Every few months, when you look at the architecture, if you enjoy and discover new potentials e.g you are able to plug in new capabilities without impacting the external facing services, that means you have achieved the above two objectives.

That's beauty and an art.

Saturday, September 24, 2011

How useful is 13606 RM record component id

I was asked why rc_id in ISO13606 is mandatory, below is the summary for sharing.

Note: below few paragraphs are excerpt from ISO13606-1 2008 version spec.

ISO 13606 is not intended to specify the internal architecture or database design of EHR systems or components. Nor is it intended to prescribe the kinds of clinical application that might require or contribute EHR data in particular settings, domains or specialities. For this reason, the information model proposed here is called the EHR Extract, and might be used to define a message, an XML document or schema, or an object interface.

ISO 13606 may offer a practical and useful contribution to the design of EHR systems but will primarily be realised as a common set of external interfaces or messages built on otherwise heterogeneous clinical systems.

Now lets look at this RM (reference model) as shown below RECORD_COMPONENT class which is the top level class for most of the 13606 RM classes - COMPOSITION, SECTION, ENTRY, ITEM and ELEMENT. ELEMENT class is the object that really holds the actual data. (this is important concept, we will refer it later)

"rc_id" attribute inRECORD_COMPONENT class is mandatory, now let's look at the definition of this attribute in ISO13606 spec,

rc_id: The globally-unique identifier by which this node in the EHR hierarchy is referenced in the EHR system to which the data were first committed. This identifier shall be retained by the EHR Recipient and re-used whenever this RECORD_COMPONENT is subsequently included in
another EHR_EXTRACT.

Below was my reply.

First, Is it meaningful or useful that every record in healthcare system has globally unique identifier in data exchange? As we mentioned above, RECORD_COMPONENT is top level class, so if rc_id is mandatory, then every sub class instance will need to supply value for rc_id.

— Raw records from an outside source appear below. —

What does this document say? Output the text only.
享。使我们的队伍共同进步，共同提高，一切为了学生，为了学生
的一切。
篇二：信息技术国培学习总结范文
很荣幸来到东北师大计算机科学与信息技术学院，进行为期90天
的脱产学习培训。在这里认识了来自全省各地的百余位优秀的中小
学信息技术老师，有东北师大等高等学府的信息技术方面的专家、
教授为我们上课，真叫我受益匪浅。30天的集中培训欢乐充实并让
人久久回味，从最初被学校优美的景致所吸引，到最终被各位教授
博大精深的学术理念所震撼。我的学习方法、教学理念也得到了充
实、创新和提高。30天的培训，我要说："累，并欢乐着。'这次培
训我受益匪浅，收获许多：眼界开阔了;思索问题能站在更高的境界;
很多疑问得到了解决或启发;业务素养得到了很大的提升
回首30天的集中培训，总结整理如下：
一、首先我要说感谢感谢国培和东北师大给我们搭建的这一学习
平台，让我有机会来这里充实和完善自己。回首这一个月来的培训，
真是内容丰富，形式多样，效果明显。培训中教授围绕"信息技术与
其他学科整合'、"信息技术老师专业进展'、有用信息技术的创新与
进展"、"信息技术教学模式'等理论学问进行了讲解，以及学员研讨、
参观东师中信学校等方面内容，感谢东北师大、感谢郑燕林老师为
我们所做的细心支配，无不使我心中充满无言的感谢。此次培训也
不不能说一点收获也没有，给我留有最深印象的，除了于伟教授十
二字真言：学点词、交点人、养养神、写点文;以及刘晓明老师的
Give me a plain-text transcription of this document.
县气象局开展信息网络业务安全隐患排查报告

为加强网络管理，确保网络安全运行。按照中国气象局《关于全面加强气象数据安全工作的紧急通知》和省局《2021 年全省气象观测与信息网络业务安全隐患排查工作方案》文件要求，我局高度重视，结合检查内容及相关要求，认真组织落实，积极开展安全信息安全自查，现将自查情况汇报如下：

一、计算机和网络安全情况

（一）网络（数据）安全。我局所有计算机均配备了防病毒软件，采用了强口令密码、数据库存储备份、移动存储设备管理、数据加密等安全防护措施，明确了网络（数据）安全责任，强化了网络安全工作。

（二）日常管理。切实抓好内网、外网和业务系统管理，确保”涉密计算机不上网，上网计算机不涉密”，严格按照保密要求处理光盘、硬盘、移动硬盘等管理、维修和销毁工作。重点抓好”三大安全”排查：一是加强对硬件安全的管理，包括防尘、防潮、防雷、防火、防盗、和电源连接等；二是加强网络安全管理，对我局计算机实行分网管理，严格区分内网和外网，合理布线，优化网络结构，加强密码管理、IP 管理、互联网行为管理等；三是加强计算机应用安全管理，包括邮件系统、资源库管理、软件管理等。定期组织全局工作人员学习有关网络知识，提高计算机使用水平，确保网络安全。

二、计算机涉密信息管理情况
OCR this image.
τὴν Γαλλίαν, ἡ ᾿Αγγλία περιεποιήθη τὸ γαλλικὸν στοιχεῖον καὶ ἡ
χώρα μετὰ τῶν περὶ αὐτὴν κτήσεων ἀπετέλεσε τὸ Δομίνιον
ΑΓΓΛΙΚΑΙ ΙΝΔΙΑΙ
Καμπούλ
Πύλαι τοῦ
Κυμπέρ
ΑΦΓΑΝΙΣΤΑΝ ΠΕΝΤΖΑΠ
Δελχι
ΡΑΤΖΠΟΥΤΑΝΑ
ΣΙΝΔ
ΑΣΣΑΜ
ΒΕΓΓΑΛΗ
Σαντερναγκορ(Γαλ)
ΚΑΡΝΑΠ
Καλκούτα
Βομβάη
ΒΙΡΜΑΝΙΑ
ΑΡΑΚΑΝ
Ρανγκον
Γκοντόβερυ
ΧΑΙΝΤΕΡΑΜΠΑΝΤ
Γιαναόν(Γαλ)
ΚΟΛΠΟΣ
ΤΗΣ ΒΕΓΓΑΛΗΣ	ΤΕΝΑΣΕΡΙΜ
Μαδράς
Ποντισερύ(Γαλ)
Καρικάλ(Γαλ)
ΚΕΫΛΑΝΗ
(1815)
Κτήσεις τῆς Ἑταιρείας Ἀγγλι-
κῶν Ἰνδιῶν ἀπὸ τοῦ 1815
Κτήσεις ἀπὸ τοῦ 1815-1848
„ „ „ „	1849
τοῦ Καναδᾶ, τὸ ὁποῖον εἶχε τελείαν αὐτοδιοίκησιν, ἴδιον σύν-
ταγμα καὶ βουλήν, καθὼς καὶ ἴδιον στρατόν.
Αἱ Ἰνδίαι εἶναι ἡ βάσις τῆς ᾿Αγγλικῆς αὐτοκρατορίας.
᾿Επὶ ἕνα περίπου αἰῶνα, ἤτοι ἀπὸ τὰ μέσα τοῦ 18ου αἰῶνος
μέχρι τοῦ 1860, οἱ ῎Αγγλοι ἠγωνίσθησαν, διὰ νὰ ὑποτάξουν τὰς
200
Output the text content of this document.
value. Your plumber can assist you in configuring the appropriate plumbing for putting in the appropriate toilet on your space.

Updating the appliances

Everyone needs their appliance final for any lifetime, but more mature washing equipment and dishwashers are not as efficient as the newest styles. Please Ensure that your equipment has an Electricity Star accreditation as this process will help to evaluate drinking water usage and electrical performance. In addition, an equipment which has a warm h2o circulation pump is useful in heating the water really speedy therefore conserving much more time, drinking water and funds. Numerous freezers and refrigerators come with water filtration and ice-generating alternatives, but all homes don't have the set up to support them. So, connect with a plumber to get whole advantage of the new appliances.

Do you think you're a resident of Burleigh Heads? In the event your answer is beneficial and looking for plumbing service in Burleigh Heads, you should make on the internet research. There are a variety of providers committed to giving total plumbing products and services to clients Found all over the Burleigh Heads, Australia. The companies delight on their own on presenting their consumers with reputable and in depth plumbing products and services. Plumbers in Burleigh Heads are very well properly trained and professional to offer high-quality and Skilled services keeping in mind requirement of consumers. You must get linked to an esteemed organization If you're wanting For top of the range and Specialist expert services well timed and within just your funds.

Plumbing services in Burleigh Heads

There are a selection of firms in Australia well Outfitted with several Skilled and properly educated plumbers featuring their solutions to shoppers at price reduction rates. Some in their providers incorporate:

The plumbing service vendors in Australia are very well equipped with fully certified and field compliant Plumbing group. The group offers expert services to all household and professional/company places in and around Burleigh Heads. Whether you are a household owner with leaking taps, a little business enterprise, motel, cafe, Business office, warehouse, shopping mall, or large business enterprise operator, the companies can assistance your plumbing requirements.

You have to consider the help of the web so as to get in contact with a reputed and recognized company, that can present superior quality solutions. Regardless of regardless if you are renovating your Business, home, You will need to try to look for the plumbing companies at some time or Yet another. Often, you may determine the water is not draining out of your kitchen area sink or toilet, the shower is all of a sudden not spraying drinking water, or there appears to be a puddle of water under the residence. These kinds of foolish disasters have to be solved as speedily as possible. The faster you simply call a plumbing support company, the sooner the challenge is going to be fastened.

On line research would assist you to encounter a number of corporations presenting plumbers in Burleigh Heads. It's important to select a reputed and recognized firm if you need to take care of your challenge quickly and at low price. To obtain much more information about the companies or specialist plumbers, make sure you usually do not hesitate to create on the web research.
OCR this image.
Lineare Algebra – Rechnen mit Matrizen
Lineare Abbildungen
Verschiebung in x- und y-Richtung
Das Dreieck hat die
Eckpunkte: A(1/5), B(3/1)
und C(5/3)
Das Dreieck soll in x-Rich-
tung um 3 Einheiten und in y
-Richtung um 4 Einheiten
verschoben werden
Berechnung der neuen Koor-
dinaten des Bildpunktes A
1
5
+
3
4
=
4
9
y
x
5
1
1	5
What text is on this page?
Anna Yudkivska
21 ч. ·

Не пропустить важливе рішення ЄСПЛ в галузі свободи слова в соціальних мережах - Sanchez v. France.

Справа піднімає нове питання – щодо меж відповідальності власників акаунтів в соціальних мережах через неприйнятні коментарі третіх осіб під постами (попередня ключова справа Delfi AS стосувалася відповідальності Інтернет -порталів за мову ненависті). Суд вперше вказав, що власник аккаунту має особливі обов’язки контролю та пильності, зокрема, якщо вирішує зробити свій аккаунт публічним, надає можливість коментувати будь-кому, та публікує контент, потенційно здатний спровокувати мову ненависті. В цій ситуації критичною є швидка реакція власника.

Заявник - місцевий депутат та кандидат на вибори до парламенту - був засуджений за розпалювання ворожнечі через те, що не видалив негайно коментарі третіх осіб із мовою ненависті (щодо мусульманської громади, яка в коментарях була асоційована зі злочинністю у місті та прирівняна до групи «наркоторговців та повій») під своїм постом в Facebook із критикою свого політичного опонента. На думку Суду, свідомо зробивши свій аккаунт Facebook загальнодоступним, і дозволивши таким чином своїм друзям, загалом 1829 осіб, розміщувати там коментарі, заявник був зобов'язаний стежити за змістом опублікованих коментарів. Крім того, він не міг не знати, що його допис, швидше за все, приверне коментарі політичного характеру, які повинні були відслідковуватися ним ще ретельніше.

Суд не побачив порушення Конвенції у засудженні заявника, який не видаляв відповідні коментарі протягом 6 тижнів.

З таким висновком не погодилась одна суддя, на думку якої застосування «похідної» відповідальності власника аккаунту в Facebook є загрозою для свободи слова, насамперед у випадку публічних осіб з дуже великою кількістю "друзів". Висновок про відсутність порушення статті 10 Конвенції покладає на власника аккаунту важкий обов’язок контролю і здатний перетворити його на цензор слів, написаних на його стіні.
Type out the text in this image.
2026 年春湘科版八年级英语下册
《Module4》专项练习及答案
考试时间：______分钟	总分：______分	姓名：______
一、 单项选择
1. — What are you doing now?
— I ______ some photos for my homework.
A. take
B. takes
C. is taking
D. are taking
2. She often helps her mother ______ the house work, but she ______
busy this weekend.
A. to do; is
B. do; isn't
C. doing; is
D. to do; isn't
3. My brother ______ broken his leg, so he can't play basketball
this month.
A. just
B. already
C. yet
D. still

Use a concrete example, lab test lipid panel has the following test item

Since in ISO13606 model, the actual data is holding in ELEMNT class, for the above test result, there are at least 4 ELEMENT object instance and 1 CLUSTER instance for the panel itself.

CLUSTER -- Lipid panel with direct LDL in Serum or Plasma
--> ELEMENT : Cholesterol [Mass/​volume] in Serum or Plasma
--> ELEMENT : Triglyceride [Mass/​volume] in Serum or Plasma
--> ELEMENT : Cholesterol in HDL [Mass/​volume] in Serum or Plasma
--> ELEMENT : Cholesterol in LDL [Mass/​volume] in Serum or Plasma by Direct assay

So for this particular report, the system needs to generate 5 GUID just to be compliant with the Reference Model. But how useful it is for data exchange? Does the receiving system need to know the GUID of each test item in the report? Will there be any value to the receiving system? Not at all.

Second, if the rc_id does not serve any purpose for data exchange, does it serve any purpose within the system? Yes, it is possibly required within the system itself, probably used as primary key to uniquely identify each record in database tables and the relationship. At relational data model level, there definitely needs to be primary key for each table, however this kind of information shall not surface at EHR extract reference model level. The abstract level information model shall not be mixed up the actual data model of the database otherwise each model will not be able to perform its intended function properly . Also it is contradictory to the intended objective of ISO13606 - "ISO 13606 is not intended to specify the internal architecture or database design of EHR systems or components".

So my conclusion is that it is wrong that ISO13606 RM specifies rc_id is mandatory.

However the user was not satisfied, he asked a very interesting question - why not let sending system specify what ever pseudo GUID in rc_id to be compliant with the reference model, and receiving system just ignore the value in rc_id, and then generate its own internally unique guid in rc_id attribute.

That's very very interesting - again back to the fundamental in any model design, if it does not serve any purpose, why you should model it in the first place?